/ 11 August 2017

Zuma’s removal: Seventh time may still prove to be the charm

Thrown into relief: Zuma supporters celebrate after yet another vote of no confidence against the president failed in Parliament on Tuesday.
Thrown into relief: Zuma supporters celebrate after yet another vote of no confidence against the president failed in Parliament on Tuesday.
NEWS ANALYSIS

President Jacob Zuma appeared to be a relieved man when he addressed ANC supporters in Cape Town after narrowly escaping a motion of no confidence against him on Tuesday. Despite the brave face he put on, and despite singing revolutionary songs outside Parliament, some 35 ANC MPs had in effect just shown him the middle finger by refusing to vote for him to remain as the country’s president.

Outside this week’s effort in Parliament, there have been two motions by his comrades within the ANC’s national executive committee (NEC) for Zuma to resign. The party’s integrity committee, chaired by ANC stalwart and Rivonia triallist Andrew Mlangeni, recommended that he step down for bringing the 105-year-old liberation movement into disrepute.

Several other ANC veterans, as well as the South African Communist Party and trade union federation Cosatu, have all not only called for Zuma to step down but have also banned him from addressing their events.

Yet Zuma has so far ignored all calls from his own party for him to step down. He has chosen to cling to power even after internal ANC surveys blamed him for the decline in the party’s electoral support during the 2016 local government elections.

When will the ANC president wake up and smell the coffee?

If he or any of his supporters ever doubted that he no longer enjoyed support in a number of ANC structures, the rebellion shown by a number of ANC MPs in supporting the opposition parties’ motion to remove him from power proved beyond reasonable doubt that he has lost control of his own party.

As expected, Zuma’s supporters this week were quick to call for disciplinary action against the ANC MPs who went against the party’s orders to vote for him to remain in his position.

It was the first time in the history of South Africa’s young democracy that any MP from the governing party had voted in favour of a motion to topple its leader.

There have been six previous motions of no confidence against Zuma since he became president in 2009, all conducted by a show of hands.

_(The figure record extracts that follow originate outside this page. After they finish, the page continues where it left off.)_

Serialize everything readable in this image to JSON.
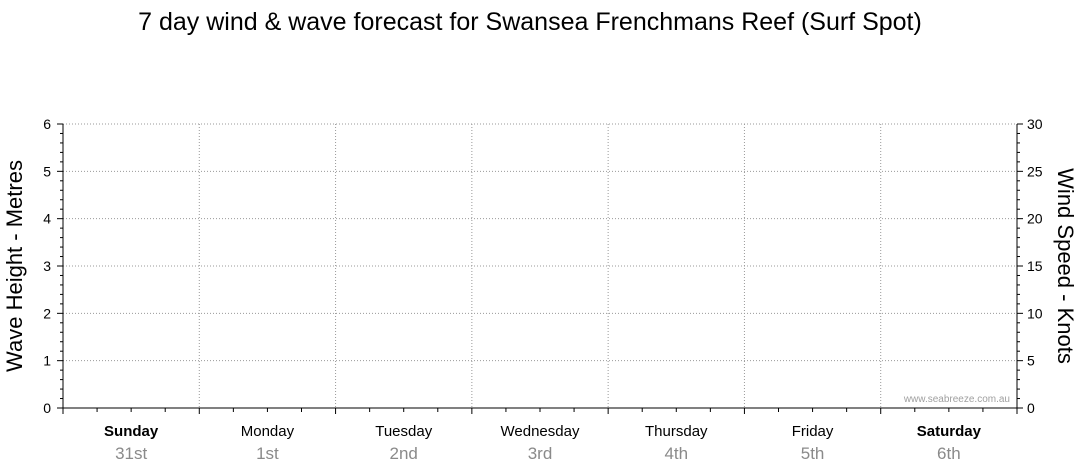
{
  "chart_data": {
    "type": "line",
    "title": "7 day wind & wave forecast for Swansea Frenchmans Reef (Surf Spot)",
    "ylabel": "Wave Height - Metres",
    "y2label": "Wind Speed - Knots",
    "ylim": [
      0,
      6
    ],
    "y2lim": [
      0,
      30
    ],
    "yticks": [
      "0",
      "1",
      "2",
      "3",
      "4",
      "5",
      "6"
    ],
    "y2ticks": [
      "0",
      "5",
      "10",
      "15",
      "20",
      "25",
      "30"
    ],
    "grid": true,
    "categories": [
      {
        "day": "Sunday",
        "date": "31st",
        "bold": true
      },
      {
        "day": "Monday",
        "date": "1st",
        "bold": false
      },
      {
        "day": "Tuesday",
        "date": "2nd",
        "bold": false
      },
      {
        "day": "Wednesday",
        "date": "3rd",
        "bold": false
      },
      {
        "day": "Thursday",
        "date": "4th",
        "bold": false
      },
      {
        "day": "Friday",
        "date": "5th",
        "bold": false
      },
      {
        "day": "Saturday",
        "date": "6th",
        "bold": true
      }
    ],
    "series": []
  },
  "watermark": "www.seabreeze.com.au",
  "colors": {
    "grid": "#999999",
    "axis": "#000000",
    "date_text": "#8a8a8a"
  }
}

Not a single ANC MP voted against Zuma in these, possibly for fear of being victimised. But the latest motion, which was done with a secret ballot, allowed ANC MPs to express themselves freely on how they felt about Zuma.

The ANC president would like us to believe that the ANC MPs who voted against him did so not because they were gatvol with his leadership, but because they had received bribes from the enemies of the revolutionary movement — who, he believes, would do anything to dislodge the ANC from power.

Thanking those who supported him during the motion, the elated Zuma said: “I can tell you, they spent a lot of money. And I’m happy for those who took the money — children will eat,” the president said outside the parliamentary precinct in Cape Town’s city centre.

“If they give you money, take it, pay for the schools and vote right. That is the principle,” he added.

Most of the ANC leaders who want Zuma out, including party deputy president Cyril Ramaphosa, former finance minister Pravin Gordhan and Higher Education Minister Blade Nzimande, have criticised him for failing to act decisively against corruption in his administration, not least of all the revelations in leaked Gupta emails implicating Zuma and some of his close allies within the government.

Although opposition parties have vowed to continue with efforts to oust Zuma (the EFF is pushing for his impeachment and the DA is calling for Parliament to be dissolved), he looks likely to continue as president, at least until the ANC’s elective conference in December. Only then may Zuma be forced to step down as the country’s president or be recalled by the party’s newly elected NEC.

At the moment, the ANC NEC is unable to recall him because of the party’s 2007 resolution that says the party president should be the president of the country. Zuma would feel much more comfortable if former African Union Commission chairperson Nkosazana Dlamini-Zuma is the one to succeed him. His supporters fear that if Ramaphosa is elected president of the ANC in December, and therefore would lead the country, he would not protect Zuma from potential prosecution.